Best place for bonnet stripes? I find they work best on the bonnet personally ....



I'm sorry 

Not sure if any of the detailers around here provide vinyl services, I'm sure some of them could reccomend places though (i.e. where they got their vans signwritten )


----------



## Spoony (May 28, 2007)

Ok I HAVE to throw a joke in.. best place for bonnet stripes? "The bin"

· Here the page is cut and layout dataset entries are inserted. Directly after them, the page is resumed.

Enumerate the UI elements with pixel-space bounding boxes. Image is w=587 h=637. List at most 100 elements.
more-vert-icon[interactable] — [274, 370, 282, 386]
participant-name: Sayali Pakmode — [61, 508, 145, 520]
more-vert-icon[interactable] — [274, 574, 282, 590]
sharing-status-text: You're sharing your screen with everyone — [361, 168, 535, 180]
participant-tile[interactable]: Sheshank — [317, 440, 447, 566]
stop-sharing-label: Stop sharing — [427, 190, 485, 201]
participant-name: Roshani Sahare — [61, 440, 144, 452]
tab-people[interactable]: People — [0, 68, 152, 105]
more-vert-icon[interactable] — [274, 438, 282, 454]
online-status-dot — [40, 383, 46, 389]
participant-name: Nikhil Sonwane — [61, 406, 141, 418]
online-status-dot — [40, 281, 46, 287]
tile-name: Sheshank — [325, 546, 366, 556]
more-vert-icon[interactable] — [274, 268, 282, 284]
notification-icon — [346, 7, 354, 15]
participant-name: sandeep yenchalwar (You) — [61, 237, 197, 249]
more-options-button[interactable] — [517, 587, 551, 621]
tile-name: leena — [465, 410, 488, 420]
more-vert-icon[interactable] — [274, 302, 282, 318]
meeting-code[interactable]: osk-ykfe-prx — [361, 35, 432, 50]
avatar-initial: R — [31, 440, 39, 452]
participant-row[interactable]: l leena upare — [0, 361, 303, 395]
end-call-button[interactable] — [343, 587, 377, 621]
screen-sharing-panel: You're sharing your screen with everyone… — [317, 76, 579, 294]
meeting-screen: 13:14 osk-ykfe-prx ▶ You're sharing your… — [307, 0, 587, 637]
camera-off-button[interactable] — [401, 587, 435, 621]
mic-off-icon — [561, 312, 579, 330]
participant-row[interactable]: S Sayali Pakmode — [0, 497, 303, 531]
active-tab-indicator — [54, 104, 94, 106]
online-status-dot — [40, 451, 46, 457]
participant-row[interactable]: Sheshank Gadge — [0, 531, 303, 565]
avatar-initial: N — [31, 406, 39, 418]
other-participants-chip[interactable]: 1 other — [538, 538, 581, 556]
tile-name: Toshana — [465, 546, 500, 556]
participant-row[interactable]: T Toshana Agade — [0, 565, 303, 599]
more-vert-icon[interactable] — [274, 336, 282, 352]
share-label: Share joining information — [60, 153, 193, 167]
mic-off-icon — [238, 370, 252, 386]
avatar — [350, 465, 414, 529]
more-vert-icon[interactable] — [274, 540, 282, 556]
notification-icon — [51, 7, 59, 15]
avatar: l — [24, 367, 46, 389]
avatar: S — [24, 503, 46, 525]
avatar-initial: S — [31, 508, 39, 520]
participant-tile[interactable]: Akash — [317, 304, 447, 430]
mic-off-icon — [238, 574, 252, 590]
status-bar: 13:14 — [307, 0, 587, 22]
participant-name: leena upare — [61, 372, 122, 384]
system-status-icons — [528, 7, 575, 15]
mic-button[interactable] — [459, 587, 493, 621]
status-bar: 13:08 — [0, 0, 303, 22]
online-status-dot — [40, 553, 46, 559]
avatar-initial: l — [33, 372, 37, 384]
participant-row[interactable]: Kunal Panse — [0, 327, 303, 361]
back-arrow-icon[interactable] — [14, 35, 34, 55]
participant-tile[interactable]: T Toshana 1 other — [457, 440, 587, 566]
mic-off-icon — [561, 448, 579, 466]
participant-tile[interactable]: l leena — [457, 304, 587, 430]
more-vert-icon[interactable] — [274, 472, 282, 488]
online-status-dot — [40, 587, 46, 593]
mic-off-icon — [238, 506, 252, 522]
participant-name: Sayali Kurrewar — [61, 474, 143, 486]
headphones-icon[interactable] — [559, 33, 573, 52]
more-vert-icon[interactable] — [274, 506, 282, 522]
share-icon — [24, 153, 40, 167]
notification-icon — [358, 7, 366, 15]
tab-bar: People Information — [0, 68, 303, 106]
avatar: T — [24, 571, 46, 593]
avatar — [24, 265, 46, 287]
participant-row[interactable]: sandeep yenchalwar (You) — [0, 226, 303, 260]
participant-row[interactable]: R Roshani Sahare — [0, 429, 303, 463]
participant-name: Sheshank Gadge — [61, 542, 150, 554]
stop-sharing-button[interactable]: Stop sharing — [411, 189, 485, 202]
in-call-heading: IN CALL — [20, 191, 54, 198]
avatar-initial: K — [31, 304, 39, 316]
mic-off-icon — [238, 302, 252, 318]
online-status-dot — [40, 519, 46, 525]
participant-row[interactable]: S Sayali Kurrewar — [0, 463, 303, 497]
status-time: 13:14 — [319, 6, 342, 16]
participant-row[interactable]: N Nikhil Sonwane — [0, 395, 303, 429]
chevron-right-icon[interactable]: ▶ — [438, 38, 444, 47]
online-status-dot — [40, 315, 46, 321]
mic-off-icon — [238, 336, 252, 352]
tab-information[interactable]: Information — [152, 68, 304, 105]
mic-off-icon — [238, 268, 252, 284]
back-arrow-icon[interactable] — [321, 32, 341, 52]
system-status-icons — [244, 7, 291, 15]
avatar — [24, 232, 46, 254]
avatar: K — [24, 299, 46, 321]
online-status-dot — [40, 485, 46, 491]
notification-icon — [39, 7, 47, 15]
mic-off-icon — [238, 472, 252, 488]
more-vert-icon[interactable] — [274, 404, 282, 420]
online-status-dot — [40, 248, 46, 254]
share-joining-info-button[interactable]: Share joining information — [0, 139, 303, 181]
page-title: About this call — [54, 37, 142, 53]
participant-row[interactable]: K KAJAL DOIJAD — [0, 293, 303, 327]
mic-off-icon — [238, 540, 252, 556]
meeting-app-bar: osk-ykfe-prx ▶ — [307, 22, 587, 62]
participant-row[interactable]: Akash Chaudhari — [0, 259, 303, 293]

In seriousness mate check mini dealers might not be as expensive as you think


----------



## stewartmak7 (Oct 26, 2009)

Company called solar glass technologies in east Kilbride ,Stirling and Ayr! I use solar for all my vinyl needs and good at tints to ! They put stripes on my mini and various other vehicles. Can't rate them highly enough. 
www.solarglasstech.co.uk


----------



## CraigP (May 21, 2007)

Spoony said:


> Ok I HAVE to throw a joke in.. best place for bonnet stripes? "The bin"
> 
> In seriousness mate check mini dealers might not be as expensive as you think


I've been told the Mini dealers get companies in to do the stripes so I wanted to cut out the middle man.



stewartmak7 said:


> Company called solar glass technologies in east Kilbride ,Stirling and Ayr! I use solar for all my vinyl needs and good at tints to ! They put stripes on my mini and various other vehicles. Can't rate them highly enough.
> www.solarglasstech.co.uk


That's great to hear as this is the only company I found (and got a quote from) and was impressed with what I'd seen on the website plus being in EK it's ideal. Thanks


----------



## Grawschbags (Apr 15, 2010)

stewartmak7 said:


> Company called solar glass technologies in east Kilbride ,Stirling and Ayr! I use solar for all my vinyl needs and good at tints to ! They put stripes on my mini and various other vehicles. Can't rate them highly enough.
> www.solarglasstech.co.uk


+1 for this crowd. Guy at work used them and the workmanship was faultless.


----------



## BM-Stu (Dec 23, 2006)

+2 used them for window tints and black vinyl on van back window in Stirling.


----------



## AaronGTi (Nov 2, 2010)

Autotint in Kirkcaldy.
Barry Fimister who does it, speak to him mate.
Hea got a Facebook page n that.


----------



## k9vnd (Apr 11, 2011)

Dougie up at TRIX would sort it out at least its only up the road.


----------



## Dangerroush (Nov 4, 2010)

silverback said:


> best place is on a ford mustang or AC cobra.DONT DO IT MATE,tell your sister she is wrong and you wont disrespect a lovely little car with stickers.


They certainly do, just like on mine


----------



## AaronGTi (Nov 2, 2010)

k9vnd said:


> Dougie up at TRIX would sort it out at least its only up the road.


Oh aye forgot about TRIX :thumb:


----------



## tartanhaggis (Jan 3, 2011)

My mate has his own shop in Shotts....AUTOART.......
Stephen will see you alright :wave:


----------



## EcosseGP (Jul 5, 2011)

There's also spaced out Grafix in Stirling .. Brian will do anything you want from tints to full wraps


----------



## seany (Mar 27, 2008)

Do them yourself, its not that hard really.
I've been looking at some for mine, not stripes though. A black chequered pattern up the left side of bonnet and boot to tie in the rest of the black.


----------